CVE-2024-48905 is a critical security vulnerability identified in Sematell ReplyOne version 7.4.3.0. The vulnerability arises from insecure permissions configured on the /rest/sessions endpoint. This endpoint likely handles session management functionalities such as authentication tokens or session cookies. The insecure permissions imply that unauthorized users can access or manipulate this endpoint without proper authentication or authorization controls. According to the CVSS v3.1 vector (AV:N/AC:L/PR:N/UI:N/S:U/C:H/I:H/A:N), the vulnerability is remotely exploitable over the network without any privileges or user interaction, and it impacts confidentiality and integrity to a high degree, though availability is not affected. The CWE-284 classification indicates an authorization bypass or insufficient access control issue. Exploiting this vulnerability could allow attackers to hijack or manipulate user sessions, leading to unauthorized access to sensitive information or the ability to perform actions on behalf of legitimate users. Although no known exploits are currently reported in the wild, the high CVSS score of 9.1 and the nature of the vulnerability make it a significant risk. No patch links are currently provided, indicating that remediation may require vendor intervention or configuration changes. The vulnerability was reserved in October 2024 and published in May 2025, reflecting recent discovery and disclosure.

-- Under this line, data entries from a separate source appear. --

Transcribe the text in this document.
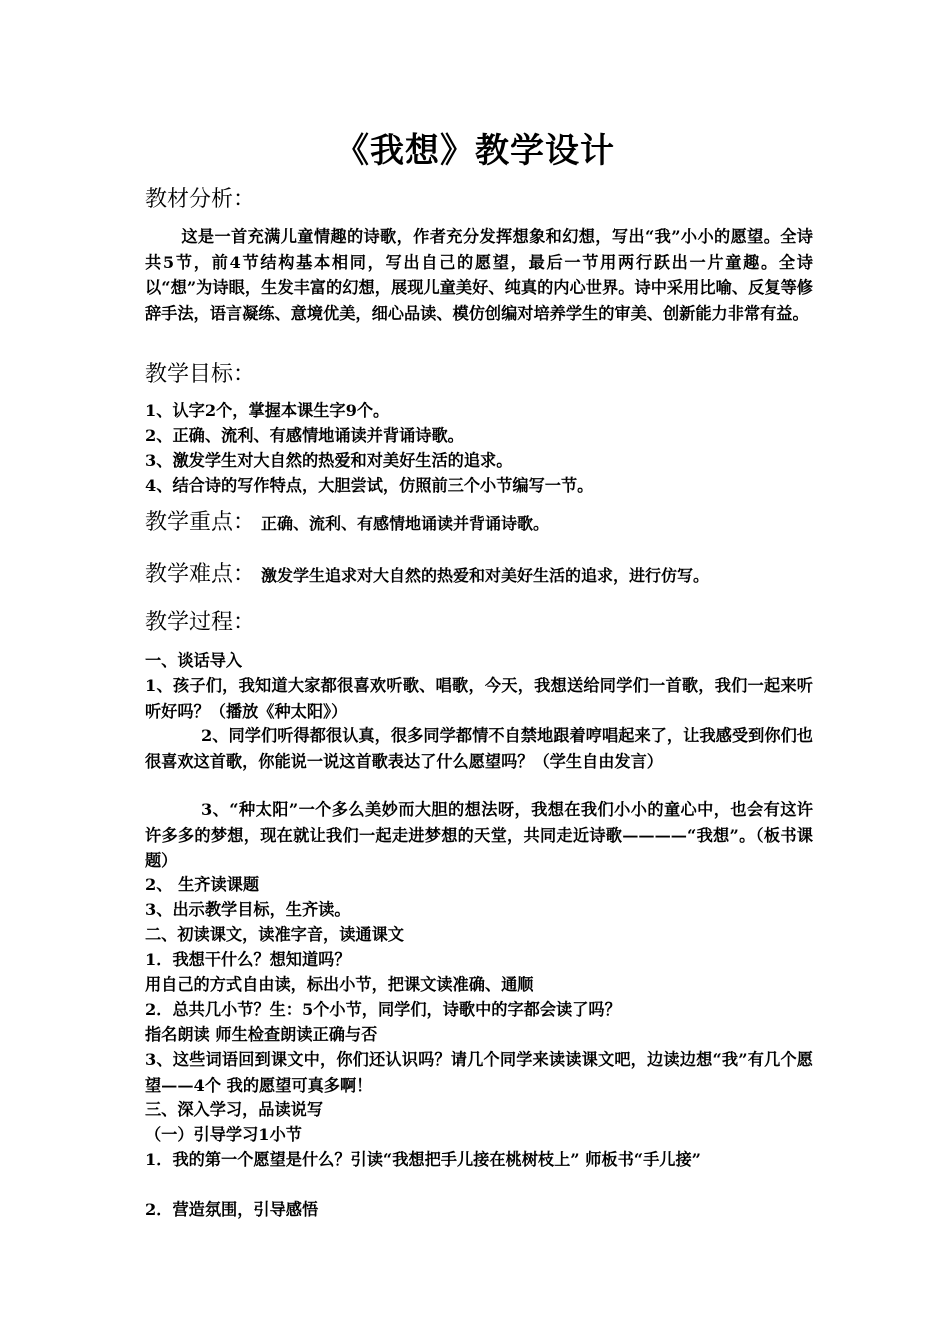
《我想》教学设计
教材分析：
这是一首充满儿童情趣的诗歌，作者充分发挥想象和幻想，写出“我”小小的愿望。全诗共5节，前4节结构基本相同，写出自己的愿望，最后一节用两行跃出一片童趣。全诗以“想”为诗眼，生发丰富的幻想，展现儿童美好、纯真的内心世界。诗中采用比喻、反复等修辞手法，语言凝练、意境优美，细心品读、模仿创编对培养学生的审美、创新能力非常有益。
教学目标：
1、认字2个，掌握本课生字9个。
2、正确、流利、有感情地诵读并背诵诗歌。
3、激发学生对大自然的热爱和对美好生活的追求。
4、结合诗的写作特点，大胆尝试，仿照前三个小节编写一节。
教学重点： 正确、流利、有感情地诵读并背诵诗歌。
教学难点： 激发学生追求对大自然的热爱和对美好生活的追求，进行仿写。
教学过程：
一、谈话导入
1、孩子们，我知道大家都很喜欢听歌、唱歌，今天，我想送给同学们一首歌，我们一起来听听好吗？（播放《种太阳》）
2、同学们听得都很认真，很多同学都情不自禁地跟着哼唱起来了，让我感受到你们也很喜欢这首歌，你能说一说这首歌表达了什么愿望吗？（学生自由发言）
3、“种太阳”一个多么美妙而大胆的想法呀，我想在我们小小的童心中，也会有这许许多多的梦想，现在就让我们一起走进梦想的天堂，共同走近诗歌————“我想”。（板书课题）
2、 生齐读课题
3、出示教学目标，生齐读。
二、初读课文，读准字音，读通课文
1．我想干什么？想知道吗？
用自己的方式自由读，标出小节，把课文读准确、通顺
2．总共几小节？生：5个小节，同学们，诗歌中的字都会读了吗？
指名朗读 师生检查朗读正确与否
3、这些词语回到课文中，你们还认识吗？请几个同学来读读课文吧，边读边想“我”有几个愿望——4个 我的愿望可真多啊！
三、深入学习，品读说写
（一）引导学习1小节
1．我的第一个愿望是什么？引读“我想把手儿接在桃树枝上” 师板书“手儿接”
2．营造氛围，引导感悟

For European organizations using Sematell ReplyOne 7.4.3.0, this vulnerability poses a severe risk to the confidentiality and integrity of their data and user sessions. Attackers exploiting this flaw could gain unauthorized access to sensitive corporate information, customer data, or internal communications, potentially leading to data breaches and compliance violations under GDPR. The ability to manipulate sessions without authentication could also facilitate lateral movement within networks, privilege escalation, or fraudulent transactions. Given the critical severity and remote exploitability, organizations face a high risk of compromise if the vulnerability is not addressed promptly. The impact extends to sectors with high data sensitivity such as finance, healthcare, and government agencies, where session integrity is paramount. Additionally, the lack of availability impact means attackers may remain undetected while persistently exploiting the vulnerability.

European organizations should immediately audit their deployment of Sematell ReplyOne to determine if version 7.4.3.0 is in use. In the absence of an official patch, organizations should implement strict network-level access controls to restrict access to the /rest/sessions endpoint, such as IP whitelisting or VPN-only access. Web application firewalls (WAFs) can be configured to detect and block anomalous requests targeting session management endpoints. Monitoring and logging access to this endpoint should be enhanced to detect suspicious activity indicative of exploitation attempts. Organizations should also review and tighten session management policies, including session timeout and token invalidation mechanisms. Engaging with Sematell support for guidance and monitoring for forthcoming patches is critical. Finally, conducting internal penetration testing focusing on session management endpoints can help identify and remediate related weaknesses.